After the report was finalised, Mr Horta-Osório held discussions with the bank’s board over the weekend about his decision to quit, according to a person briefed on the talks.
“I regret that a number of my personal actions have led to difficulties for the bank and compromised my ability to represent the bank internally and externally,” Mr Horta-Osório said in a statement on Sunday night. “I therefore believe that my resignation is in the interest of the bank and its stakeholders at this crucial time.”
“By executing our strategic plan in a timely and disciplined manner, without distraction, I am convinced that Credit Suisse will demonstrate the renewed strength and business focus needed to generate sustainable value for all of our stakeholders,” Mr Lehmann said.

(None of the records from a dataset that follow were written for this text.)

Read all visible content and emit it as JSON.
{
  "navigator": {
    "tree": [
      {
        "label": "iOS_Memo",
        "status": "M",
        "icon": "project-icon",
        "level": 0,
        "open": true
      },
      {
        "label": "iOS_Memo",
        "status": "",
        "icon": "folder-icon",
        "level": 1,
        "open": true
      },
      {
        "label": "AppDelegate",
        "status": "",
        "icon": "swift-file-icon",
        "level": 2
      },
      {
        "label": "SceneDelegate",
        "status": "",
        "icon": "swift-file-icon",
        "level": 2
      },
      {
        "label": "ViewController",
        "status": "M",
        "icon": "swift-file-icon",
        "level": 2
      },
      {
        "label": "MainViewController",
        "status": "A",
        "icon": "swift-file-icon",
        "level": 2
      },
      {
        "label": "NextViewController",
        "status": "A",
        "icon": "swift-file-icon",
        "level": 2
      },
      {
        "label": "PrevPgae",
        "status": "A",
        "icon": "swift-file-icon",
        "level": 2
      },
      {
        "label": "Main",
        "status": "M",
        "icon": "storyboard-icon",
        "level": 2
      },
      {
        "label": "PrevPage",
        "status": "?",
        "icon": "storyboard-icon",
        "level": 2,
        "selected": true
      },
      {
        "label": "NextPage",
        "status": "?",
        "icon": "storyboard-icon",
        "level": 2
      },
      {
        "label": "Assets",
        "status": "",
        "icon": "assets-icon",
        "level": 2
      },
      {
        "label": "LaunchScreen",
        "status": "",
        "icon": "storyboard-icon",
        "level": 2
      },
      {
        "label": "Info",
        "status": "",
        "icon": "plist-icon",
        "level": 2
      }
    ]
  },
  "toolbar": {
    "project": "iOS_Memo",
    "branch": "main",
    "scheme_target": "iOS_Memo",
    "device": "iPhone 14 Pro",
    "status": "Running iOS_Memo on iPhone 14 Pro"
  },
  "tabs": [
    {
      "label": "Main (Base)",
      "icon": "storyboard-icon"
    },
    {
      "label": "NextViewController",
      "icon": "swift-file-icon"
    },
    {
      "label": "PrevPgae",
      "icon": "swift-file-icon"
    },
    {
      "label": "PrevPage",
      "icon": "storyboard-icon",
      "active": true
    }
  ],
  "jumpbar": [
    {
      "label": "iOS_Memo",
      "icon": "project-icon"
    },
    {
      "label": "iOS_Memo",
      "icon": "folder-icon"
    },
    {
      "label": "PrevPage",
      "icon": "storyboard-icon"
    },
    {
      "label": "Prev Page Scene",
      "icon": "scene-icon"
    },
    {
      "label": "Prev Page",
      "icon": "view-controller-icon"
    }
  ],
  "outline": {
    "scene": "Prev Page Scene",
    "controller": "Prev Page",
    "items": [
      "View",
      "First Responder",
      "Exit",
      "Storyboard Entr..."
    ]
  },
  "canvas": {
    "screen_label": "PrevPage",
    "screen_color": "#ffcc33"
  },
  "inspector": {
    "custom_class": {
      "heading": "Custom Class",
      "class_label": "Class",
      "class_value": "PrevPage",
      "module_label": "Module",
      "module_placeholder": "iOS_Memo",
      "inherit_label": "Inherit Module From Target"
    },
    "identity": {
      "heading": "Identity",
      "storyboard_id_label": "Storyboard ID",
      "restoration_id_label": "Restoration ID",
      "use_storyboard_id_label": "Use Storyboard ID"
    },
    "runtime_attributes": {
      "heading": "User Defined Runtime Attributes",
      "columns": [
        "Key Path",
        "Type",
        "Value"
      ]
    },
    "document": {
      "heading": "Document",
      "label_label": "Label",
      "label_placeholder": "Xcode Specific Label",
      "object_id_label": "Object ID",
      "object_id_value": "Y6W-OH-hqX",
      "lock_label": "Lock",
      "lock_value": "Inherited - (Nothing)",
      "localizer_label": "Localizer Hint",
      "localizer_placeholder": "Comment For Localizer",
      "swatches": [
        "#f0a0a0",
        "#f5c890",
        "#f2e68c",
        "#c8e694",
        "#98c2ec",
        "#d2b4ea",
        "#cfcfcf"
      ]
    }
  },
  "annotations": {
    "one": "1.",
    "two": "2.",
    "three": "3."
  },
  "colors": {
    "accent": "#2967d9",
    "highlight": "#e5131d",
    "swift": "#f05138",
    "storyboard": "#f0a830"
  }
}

Mr Horta-Osório was found to have breached the UK’s quarantine rules when he flew to London and subsequently watched the Wimbledon tennis finals on July 10th and 11th. At the time, Switzerland was on the UK’s “amber” list of nations facing restrictions, with travellers required to isolate for 10 days on arrival.
In a later incident, Mr Horta-Osório broke Swiss Covid rules when he flew in and out of the country within three days. He had travelled from London to Zurich on November 28th, shortly after a 10-day quarantine requirement was introduced in Switzerland following the identification of the Omicron coronavirus variant.
Mr Horta-Osório apologised for the “mistake” and characterised the breach as “unintentional”.
However, the Swiss newspaper Blick reported that he initially sought exemptions from both the local canton and federal government, but was told he would receive no special treatment and would need to isolate for the full 10 days.
Credit Suisse was roiled by twin scandals involving Greensill Capital and family office Archegos in the weeks leading up to Mr Horta-Osório’s appointment as chair last April.
Since assuming the role, the Portuguese banker, who was knighted in Queen Elizabeth II’s birthday honours last June, has talked about being “committed to developing a culture of personal responsibility and accountability” at the bank.
But the negative publicity surrounding his Covid breaches took attention away from a strategic review he announced in November.